Respondents argue, in effect, that legislative prayer may be addressed only to a generic God. The law and the Court could not draw this line for each specific prayer or seek to require ministers to set aside their nuanced and deeply personal beliefs for vague and artificial ones. There is doubt, in any event, that consensus might be reached as to what qualifies as generic or nonsectarian….

And, significantly,

The principal audience for these invocations is not, indeed, the public but lawmakers themselves, who may find that a moment of prayer or quiet reflection sets the mind to a higher purpose and thereby eases the task of governing…. The analysis would be different if town board members directed the public to participate in the prayers, …

You can read the entire decision here: Town of Greece, New York v. Galloway et al.

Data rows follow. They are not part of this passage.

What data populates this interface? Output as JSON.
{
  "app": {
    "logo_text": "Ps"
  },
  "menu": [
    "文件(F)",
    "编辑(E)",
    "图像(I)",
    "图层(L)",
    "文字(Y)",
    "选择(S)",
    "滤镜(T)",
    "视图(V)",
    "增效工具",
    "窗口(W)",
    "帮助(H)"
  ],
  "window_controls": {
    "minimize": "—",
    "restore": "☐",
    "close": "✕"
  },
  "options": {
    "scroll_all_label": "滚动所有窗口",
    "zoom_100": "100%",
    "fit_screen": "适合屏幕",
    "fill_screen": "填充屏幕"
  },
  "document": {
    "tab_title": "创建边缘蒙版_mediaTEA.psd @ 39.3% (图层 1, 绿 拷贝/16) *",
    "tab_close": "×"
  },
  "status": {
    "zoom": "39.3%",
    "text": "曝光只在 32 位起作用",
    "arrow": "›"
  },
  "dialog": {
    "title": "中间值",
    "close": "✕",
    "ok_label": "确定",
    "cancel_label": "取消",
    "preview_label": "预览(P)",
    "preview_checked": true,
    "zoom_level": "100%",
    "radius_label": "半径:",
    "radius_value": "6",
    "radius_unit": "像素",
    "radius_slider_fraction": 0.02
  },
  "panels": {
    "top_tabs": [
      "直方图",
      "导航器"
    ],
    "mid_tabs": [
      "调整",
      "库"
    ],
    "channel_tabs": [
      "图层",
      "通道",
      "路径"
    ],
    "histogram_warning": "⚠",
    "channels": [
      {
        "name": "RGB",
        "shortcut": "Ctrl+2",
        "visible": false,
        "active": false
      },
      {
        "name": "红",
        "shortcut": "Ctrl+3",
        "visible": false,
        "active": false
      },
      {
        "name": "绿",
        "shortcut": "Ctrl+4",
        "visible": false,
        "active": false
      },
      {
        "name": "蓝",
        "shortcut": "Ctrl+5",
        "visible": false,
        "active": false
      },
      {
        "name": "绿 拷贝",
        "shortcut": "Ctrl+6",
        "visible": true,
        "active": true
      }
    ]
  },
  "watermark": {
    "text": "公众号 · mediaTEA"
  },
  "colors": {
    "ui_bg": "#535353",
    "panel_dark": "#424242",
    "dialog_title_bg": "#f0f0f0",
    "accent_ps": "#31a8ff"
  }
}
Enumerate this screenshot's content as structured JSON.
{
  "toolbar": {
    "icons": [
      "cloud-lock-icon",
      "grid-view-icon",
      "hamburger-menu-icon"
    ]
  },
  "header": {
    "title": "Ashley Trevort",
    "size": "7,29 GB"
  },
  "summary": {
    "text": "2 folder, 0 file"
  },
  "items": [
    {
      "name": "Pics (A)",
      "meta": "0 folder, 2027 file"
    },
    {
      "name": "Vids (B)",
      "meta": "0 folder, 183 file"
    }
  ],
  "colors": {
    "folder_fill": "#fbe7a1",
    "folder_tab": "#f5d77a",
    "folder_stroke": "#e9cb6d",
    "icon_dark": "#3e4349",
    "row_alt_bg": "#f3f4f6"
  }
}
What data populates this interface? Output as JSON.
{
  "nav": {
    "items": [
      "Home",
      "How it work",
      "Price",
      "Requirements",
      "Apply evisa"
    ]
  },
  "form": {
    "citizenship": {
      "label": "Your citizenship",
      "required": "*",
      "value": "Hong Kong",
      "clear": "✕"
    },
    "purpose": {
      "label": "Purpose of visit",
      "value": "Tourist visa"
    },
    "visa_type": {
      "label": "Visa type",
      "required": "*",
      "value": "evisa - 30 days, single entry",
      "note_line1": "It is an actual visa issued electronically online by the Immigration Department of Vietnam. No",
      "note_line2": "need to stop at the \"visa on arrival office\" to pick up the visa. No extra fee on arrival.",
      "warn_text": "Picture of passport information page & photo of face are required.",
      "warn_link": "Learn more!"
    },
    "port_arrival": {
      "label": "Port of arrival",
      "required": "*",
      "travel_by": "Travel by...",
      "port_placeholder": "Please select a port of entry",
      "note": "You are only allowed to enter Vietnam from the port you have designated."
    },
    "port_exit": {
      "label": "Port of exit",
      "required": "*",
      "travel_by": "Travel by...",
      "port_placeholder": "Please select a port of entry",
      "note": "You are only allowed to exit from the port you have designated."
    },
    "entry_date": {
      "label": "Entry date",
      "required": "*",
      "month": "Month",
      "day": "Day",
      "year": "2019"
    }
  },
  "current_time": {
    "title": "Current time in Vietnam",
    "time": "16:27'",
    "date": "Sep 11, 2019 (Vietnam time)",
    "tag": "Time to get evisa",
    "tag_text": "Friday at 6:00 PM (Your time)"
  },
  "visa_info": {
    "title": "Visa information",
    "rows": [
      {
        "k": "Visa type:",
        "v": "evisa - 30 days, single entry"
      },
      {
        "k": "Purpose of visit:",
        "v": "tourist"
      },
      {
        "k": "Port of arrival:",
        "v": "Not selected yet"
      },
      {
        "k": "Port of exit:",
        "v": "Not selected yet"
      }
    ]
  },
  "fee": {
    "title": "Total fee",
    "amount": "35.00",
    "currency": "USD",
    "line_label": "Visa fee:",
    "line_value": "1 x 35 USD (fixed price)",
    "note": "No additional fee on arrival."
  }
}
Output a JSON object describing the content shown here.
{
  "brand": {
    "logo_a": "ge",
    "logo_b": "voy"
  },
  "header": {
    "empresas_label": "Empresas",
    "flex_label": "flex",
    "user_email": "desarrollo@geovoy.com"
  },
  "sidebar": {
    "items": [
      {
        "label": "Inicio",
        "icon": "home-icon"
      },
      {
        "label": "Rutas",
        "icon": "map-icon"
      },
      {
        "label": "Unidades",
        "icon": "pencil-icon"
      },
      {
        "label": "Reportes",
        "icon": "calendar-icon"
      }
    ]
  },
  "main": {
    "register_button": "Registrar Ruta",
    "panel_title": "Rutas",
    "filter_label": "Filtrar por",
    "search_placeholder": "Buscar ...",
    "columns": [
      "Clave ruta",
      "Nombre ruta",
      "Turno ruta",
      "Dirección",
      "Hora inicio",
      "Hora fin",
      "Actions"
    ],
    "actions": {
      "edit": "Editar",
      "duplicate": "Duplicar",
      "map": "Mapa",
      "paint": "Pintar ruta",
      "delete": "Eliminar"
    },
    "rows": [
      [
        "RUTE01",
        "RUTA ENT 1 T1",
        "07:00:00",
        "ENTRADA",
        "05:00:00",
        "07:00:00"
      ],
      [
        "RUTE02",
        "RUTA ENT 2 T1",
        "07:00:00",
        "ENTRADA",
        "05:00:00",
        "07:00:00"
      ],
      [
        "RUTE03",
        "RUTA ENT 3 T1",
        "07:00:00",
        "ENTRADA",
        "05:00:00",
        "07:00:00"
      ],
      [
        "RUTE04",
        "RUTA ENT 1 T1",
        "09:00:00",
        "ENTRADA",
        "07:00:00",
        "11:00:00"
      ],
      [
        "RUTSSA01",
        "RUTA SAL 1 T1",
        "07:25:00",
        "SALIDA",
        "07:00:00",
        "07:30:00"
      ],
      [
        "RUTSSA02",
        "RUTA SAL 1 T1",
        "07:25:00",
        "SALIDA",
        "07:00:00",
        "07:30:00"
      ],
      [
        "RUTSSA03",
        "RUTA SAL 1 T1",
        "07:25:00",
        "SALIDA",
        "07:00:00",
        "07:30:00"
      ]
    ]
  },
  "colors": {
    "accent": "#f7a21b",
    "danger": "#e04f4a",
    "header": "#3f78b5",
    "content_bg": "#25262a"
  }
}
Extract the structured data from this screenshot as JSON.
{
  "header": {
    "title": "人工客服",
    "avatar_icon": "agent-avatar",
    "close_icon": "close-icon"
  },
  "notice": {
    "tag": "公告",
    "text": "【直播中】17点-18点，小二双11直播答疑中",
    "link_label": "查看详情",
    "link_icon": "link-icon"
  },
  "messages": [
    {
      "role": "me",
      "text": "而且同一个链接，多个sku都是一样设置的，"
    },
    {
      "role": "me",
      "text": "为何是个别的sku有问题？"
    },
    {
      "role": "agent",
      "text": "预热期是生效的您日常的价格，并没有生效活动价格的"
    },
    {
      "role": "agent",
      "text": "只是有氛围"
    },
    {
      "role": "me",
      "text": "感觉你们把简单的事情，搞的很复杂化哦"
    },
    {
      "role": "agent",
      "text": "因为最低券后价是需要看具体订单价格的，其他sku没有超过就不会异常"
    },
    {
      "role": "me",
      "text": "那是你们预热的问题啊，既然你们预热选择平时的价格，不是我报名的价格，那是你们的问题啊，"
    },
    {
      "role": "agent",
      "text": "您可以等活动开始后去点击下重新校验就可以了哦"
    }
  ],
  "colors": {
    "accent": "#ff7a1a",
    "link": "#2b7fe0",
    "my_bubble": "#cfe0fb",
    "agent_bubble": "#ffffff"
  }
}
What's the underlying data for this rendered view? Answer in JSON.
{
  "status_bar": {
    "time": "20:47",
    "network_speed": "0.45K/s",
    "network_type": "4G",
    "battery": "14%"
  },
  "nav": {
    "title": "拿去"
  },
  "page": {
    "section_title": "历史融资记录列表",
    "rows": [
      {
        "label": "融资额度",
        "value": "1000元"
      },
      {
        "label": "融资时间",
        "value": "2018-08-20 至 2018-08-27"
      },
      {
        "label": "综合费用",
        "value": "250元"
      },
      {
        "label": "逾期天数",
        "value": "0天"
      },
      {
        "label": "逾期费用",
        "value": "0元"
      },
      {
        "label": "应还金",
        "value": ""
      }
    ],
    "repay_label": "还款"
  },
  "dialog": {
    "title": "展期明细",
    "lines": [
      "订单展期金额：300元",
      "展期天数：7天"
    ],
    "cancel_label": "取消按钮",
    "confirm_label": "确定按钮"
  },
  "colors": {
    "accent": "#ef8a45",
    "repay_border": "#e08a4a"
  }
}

So, “sectarian prayer” is permissible in some circumstances at government meetings. What does this mean for Army chaplains? In my opinion, not much. And the word “opinion” certainly applies to all that follows!

On one hand, the Court was surely right in saying that the government is in no position to define or prescribe what a “non-sectarian prayer” might be. On the other hand, the court’s decision was related to volunteer clergy providing invocations for council members at town council meetings. As government employees, military chaplains are in a significantly different position. It’s not just that chaplains represent the government in a way that volunteer clergy do not. Rather, the Army employs chaplains specifically to provide free exercise opportunities for those in military service. It’s not the responsibility of volunteer clergy to provide for the needs of the audience at government meetings. That is, however, precisely the chaplain’s job.

While the Court’s decision potentially broadens what a chaplain might say in a ceremonial prayer without causing legal trouble for the Army, that’s never been the issue as far as I was concerned. In my mind, the question never has been, “What am I allowed to say” or “What can I get away with” but “what is the best way to offer the members of this assembled group an opportunity to pray on this particular occasion?” I choose my words accordingly.

Some years ago I wrote a paper describing how I try to craft my prayer at the intersection of three circles of interest:

  • my faith commitments and my role as an ordained minister
  • my military commission and my governmental role of providing free exercise for all
  • the military purpose of the occasion

Chaplain Prayer at Military CeremoniesMy prayer should be fully consistent with my religious commitments, but in the space of 30 to 60 seconds no one can touch on every subject in prayer that their beliefs might suggest. From the great treasure of my faith, I select that which is most appropriate to the occasion AND that which best offers the other people present an opportunity to connect with my prayer. To offer the members of a diverse audience an opportunity to pray “in their own tradition” as I pray, I select my words carefully. That doesn’t mean that I don’t use ideas, words and images out of my own faith tradition; I do. It simply means that I do my best to craft a prayer that a broad segment of the audience can also use as their own.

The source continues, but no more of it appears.